Jezus heeft een uitgesproken mening over vasten.
Voor Hem is vasten nauw verbonden met bidden tot de Vader én met liefde voor de medemens.
Tegelijk waarschuwt Hij uitdrukkelijk tegen uiterlijk vertoon en tegen mensen die alleen maar vasten om gezien te worden.

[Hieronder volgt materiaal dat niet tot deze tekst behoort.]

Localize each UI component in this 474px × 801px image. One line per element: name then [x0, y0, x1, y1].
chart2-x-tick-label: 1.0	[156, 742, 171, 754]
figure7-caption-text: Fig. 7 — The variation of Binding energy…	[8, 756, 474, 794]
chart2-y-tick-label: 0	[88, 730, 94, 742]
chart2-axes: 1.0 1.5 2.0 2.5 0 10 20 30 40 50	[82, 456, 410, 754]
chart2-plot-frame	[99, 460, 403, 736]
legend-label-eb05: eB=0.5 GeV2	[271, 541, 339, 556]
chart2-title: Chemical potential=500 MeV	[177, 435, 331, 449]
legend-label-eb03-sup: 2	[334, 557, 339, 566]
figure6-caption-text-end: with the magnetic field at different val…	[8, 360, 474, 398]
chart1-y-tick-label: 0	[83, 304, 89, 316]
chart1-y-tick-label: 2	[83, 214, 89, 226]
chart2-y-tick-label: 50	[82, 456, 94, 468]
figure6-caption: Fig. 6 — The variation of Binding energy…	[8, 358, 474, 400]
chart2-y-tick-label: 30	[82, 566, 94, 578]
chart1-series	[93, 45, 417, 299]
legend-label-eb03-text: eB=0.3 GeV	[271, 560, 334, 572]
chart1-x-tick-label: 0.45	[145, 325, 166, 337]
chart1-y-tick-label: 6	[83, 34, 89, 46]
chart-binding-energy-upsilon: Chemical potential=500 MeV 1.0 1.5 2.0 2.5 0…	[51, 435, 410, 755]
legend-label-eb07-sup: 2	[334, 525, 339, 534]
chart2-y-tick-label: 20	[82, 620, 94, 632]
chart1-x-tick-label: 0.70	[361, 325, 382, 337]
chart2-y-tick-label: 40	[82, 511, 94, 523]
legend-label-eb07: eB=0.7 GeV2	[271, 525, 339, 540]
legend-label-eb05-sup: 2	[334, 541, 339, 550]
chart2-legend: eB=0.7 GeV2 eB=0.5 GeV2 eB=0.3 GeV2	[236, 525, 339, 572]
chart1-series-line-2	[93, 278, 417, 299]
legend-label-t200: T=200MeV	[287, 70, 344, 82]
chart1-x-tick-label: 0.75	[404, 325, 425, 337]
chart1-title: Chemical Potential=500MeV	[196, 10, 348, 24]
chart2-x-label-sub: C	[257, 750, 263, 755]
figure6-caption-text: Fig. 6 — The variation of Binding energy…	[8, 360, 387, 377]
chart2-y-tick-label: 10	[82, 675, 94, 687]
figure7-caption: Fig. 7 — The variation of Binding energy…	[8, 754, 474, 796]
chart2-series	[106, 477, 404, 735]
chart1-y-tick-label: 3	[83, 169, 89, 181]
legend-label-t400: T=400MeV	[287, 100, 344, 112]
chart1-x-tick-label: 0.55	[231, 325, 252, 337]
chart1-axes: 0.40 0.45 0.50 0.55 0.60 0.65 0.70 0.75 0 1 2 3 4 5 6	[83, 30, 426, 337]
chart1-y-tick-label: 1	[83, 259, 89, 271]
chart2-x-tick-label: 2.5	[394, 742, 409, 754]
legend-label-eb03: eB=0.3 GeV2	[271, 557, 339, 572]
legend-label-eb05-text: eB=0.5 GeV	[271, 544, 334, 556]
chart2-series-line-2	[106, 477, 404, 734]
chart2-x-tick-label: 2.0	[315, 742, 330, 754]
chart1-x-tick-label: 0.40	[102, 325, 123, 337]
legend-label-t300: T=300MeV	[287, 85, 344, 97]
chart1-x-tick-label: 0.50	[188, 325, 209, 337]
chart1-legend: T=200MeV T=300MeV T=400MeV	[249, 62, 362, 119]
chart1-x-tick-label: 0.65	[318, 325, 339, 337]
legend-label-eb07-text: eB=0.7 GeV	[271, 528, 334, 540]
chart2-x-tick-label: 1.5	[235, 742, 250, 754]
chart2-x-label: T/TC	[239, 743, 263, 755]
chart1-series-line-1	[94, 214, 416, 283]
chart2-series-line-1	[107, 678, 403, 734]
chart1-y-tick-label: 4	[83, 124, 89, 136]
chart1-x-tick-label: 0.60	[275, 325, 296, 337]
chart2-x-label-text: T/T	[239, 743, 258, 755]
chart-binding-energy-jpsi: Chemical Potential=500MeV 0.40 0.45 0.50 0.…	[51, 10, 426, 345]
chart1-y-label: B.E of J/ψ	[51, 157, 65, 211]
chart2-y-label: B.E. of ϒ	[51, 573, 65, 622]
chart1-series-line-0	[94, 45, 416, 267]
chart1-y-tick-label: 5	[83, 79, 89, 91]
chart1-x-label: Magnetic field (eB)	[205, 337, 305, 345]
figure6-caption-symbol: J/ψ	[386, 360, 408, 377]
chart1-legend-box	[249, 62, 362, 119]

In het boek Handelingen en in de brieven van de apostelen zien we dat ook de eerste christenen vasten en bidden steeds samen laten gaan.
In Hand. 13:2-3 worden Paulus en Barnabas door de gemeente van Antiochië met vasten en bidden uitgezonden.
In Hand. 14:23 worden de oudsten van de gemeente met gebed en vasten in hun ambt bevestigd.

Principes
Als u vast, doe dat dan niet opvallend zoals de huichelaars.
Want die proberen, door er somber en onverzorgd uit te zien, de mensen te laten weten dat zij vasten.
Dat is dan ook de enige beloning die zij ooit ervoor krijgen.
Maar als u vast, zorg dan dat u er verzorgd uitziet.
Dan zal niemand vermoeden dat u honger hebt, behalve uw Vader, Die ieders geheim kent.
Hij zal u belonen.
(Matth.6:16-18 - vertaling Het Boek)

Als je voor jezelf vast, doe het dan met de intentie om je tot God te richten en om in de hemelse gewesten je stem te laten horen.

Als je bidt en vast voor een ander, richt je dan op zijn bevrijding uit de macht der duisternis.
Om de banden van het juk te verbreken en de verdrukte in vrijheid te stellen.
Breng daarbij het belangrijkste gebod - heb je naaste lief als jezelf en God bovenal - in praktijk, want dan zal God naar je omzien. (naar Jesaja 58: 4).

Conclusie
Je bent vrij om te vasten, net zoals je vrij bent om te bidden.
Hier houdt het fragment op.